Away with such nonsense, indeed, such blasphemy.
“There is a God in heaven, Daniel 2:28, whether we like it or not, a God who
does according to His will in the army of heaven
And among the inhabitants of the earth.
No one can restrain His hand
Or say to Him, “What have You done?” Daniel 4:35.
5. If the Law can’t save anybody, then why did God give it to Israel?
Paul himself asked the question, What purpose then does the law serve? Galatians 3:19. He answered in that same verse, It was added because of transgressions.
I think God gave the law in order that we might see that we need to be saved from sin and from ourselves. We need to know what sin is. There is an objective standard by which every act, thought and word is to be measured. It’s not up to us to decide. Paul put it like this: I would not have known sin except through the law, Romans 7:7. A verse or so later he confessed, I was alive once without the law, but when the commandment came, sin revived and I died, v. 9. What does this mean? Until the Lord met him on the Damascus road, Paul was quite content with his life; in fact, I believe he was rather proud of it. After all, as he wrote in Philippians 3:4-6,
If anyone else thinks he may have confidence in the flesh, I more so: circumcised the eighth day, of the stock of Israel, of the tribe of Benjamin, a Hebrew of the Hebrews; concerning the law, a Pharisee; concerning zeal, persecuting the church; concerning the righteousness which is in the law, blameless, emphasis added.

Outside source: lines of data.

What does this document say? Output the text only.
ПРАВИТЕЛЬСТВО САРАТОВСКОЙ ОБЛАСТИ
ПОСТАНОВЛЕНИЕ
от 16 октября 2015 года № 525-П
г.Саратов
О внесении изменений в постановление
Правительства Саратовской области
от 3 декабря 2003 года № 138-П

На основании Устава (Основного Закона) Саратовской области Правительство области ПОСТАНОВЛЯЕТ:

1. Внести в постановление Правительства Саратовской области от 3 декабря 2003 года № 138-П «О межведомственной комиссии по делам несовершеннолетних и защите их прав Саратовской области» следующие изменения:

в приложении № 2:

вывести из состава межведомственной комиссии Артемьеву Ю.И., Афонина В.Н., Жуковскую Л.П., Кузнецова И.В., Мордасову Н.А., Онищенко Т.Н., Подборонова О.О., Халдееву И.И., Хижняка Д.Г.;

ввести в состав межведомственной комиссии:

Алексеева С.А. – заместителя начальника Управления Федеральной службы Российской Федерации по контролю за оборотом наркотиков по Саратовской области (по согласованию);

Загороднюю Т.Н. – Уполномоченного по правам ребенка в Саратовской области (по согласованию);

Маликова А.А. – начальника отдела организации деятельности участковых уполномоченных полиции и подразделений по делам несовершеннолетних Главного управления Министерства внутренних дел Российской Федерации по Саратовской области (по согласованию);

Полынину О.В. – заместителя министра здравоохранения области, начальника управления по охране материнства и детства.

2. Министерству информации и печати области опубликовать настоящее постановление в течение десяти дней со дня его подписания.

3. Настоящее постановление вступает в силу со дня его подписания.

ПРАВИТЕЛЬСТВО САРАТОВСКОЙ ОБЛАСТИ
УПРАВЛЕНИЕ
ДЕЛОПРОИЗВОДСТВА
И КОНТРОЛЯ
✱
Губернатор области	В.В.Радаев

But then the Lord Jesus met him!
Hear his testimony after the Lord converted Him: But what things were gain to me, these I have counted loss for Christ. Yet indeed I also count all things loss for the excellence of the knowledge of Christ Jesus my Lord, for whom I have suffered the loss of all things, and count them as rubbish, Philippians 3:7, 8.
When he left for Damascus on that fateful morning, he had no idea that he would be an altogether different man before he got there. No wonder the believers in Judea were amazed and said, Is not this he who destroyed those who called on this name..., Acts 1:21? He had intended to kill them, Acts 22:4, and here he was, wanting to join them!
This, then, is the covenant kept in the Ark of the Covenant. Lord willing, we’ll return to the Ark itself later in these studies.